We appreciate the reviewers’ suggestion. Since Nerfin-1 functions in the winner cells only, in order to demonstrate that Nerfin-1’s function in cell competition is mediated by Sd, one needs to remove sd specifically in the winner cells. This experiment is technically challenging since sd is on the X chromosome and nerfin-1 is on the 3^rd chromosome, and would require an sd-rescue transgene on the 3^rd chromosome, which are not available. As an alternative, we tried to do this by RNAi knockdown of sd. Unfortunately, we had difficulties recovering compound mutant flies containing UAS-sdRNAi and nerfin-1/Minute with multiple attempts. Despite that, given our biochemical characterization of Nerfin-1-Sd protein interaction, the observation that the Nerfin-1 overexpression phenotype is dependent on Sd, the observation that the nerfin-1 cell competition phenotype is sensitive to Yki dosage as well as the elevated expression of Sd target diap1 in nerfin-1 mutant winner cells, we feel that there is reasonable support for Nerfin-1 function through Sd.

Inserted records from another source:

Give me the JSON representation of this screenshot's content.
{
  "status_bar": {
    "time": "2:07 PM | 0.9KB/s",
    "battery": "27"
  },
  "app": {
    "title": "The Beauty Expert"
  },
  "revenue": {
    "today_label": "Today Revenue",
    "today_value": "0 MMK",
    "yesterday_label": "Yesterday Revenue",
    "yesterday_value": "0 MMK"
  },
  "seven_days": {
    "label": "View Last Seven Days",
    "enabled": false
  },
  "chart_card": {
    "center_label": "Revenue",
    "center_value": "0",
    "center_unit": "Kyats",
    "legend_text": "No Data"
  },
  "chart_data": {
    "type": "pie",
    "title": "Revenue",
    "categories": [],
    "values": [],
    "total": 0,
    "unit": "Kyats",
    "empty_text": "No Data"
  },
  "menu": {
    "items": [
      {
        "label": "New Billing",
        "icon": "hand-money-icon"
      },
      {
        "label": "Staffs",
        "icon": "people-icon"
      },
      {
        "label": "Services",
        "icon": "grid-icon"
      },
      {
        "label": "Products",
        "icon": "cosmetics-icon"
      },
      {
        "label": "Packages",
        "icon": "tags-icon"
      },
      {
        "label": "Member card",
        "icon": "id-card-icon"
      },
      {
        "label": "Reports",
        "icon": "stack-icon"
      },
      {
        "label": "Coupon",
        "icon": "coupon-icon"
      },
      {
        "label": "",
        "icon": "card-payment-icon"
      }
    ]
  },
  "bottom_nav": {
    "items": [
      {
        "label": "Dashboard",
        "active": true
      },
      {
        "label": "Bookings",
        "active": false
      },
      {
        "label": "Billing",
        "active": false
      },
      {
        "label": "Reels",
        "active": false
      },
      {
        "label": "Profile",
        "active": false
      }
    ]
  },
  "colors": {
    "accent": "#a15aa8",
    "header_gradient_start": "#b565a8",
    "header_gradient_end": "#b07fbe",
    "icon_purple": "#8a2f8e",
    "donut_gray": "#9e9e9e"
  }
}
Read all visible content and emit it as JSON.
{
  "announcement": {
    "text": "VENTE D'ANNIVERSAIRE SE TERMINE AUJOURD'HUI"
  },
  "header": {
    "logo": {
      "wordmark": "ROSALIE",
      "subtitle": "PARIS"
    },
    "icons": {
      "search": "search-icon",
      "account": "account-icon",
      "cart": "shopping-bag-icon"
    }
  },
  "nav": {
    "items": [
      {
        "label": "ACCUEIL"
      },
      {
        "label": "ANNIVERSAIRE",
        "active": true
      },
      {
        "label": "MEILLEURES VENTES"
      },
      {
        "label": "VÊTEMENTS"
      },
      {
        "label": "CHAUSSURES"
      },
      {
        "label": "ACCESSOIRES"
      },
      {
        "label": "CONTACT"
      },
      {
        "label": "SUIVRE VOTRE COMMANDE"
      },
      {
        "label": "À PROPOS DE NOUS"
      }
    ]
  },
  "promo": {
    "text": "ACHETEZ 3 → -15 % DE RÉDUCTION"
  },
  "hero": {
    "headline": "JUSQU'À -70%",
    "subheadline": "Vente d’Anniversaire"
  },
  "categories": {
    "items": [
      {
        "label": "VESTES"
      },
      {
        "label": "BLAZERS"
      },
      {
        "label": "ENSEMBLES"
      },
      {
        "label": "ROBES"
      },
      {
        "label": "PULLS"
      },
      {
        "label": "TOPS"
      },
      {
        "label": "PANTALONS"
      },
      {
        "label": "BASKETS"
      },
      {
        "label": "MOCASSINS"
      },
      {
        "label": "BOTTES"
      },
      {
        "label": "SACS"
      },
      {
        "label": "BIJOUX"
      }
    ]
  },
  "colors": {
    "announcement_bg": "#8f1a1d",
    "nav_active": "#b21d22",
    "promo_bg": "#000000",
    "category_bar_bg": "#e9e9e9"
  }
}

5) The authors argue that Nerfin-1 and Tgi act in parallel through different mechanisms and also Tgi is not sufficient to explain the suppressor function of Sd, The one obvious experiment missing is the phenotype and the explanation for it, of the Nerfin-1 Tgi double mutant. This is easy to do, and the results from it need to be included in the manuscript.

As suggested by the reviewers, we have generated the nerfin-1 tgi double mutant. We found that the nerfin-1 tgi double mutant tissues do not over-proliferate compared to nerfin-1 mutant tissues. We also analyzed the nerfin-1 tgi double mutant in Minute and cl/+ mediated cell competition and found that loss of tgi does not result in a “super-winner” phenotype, nor does it enhance the “super-winner” phenotype of nerfin-1. These new data are included in Figure 4—figure supplement 2F-H in the revised paper. Taken together, these results suggest that Nerfin-1 and Tgi may be required in different contexts to suppress Sd function.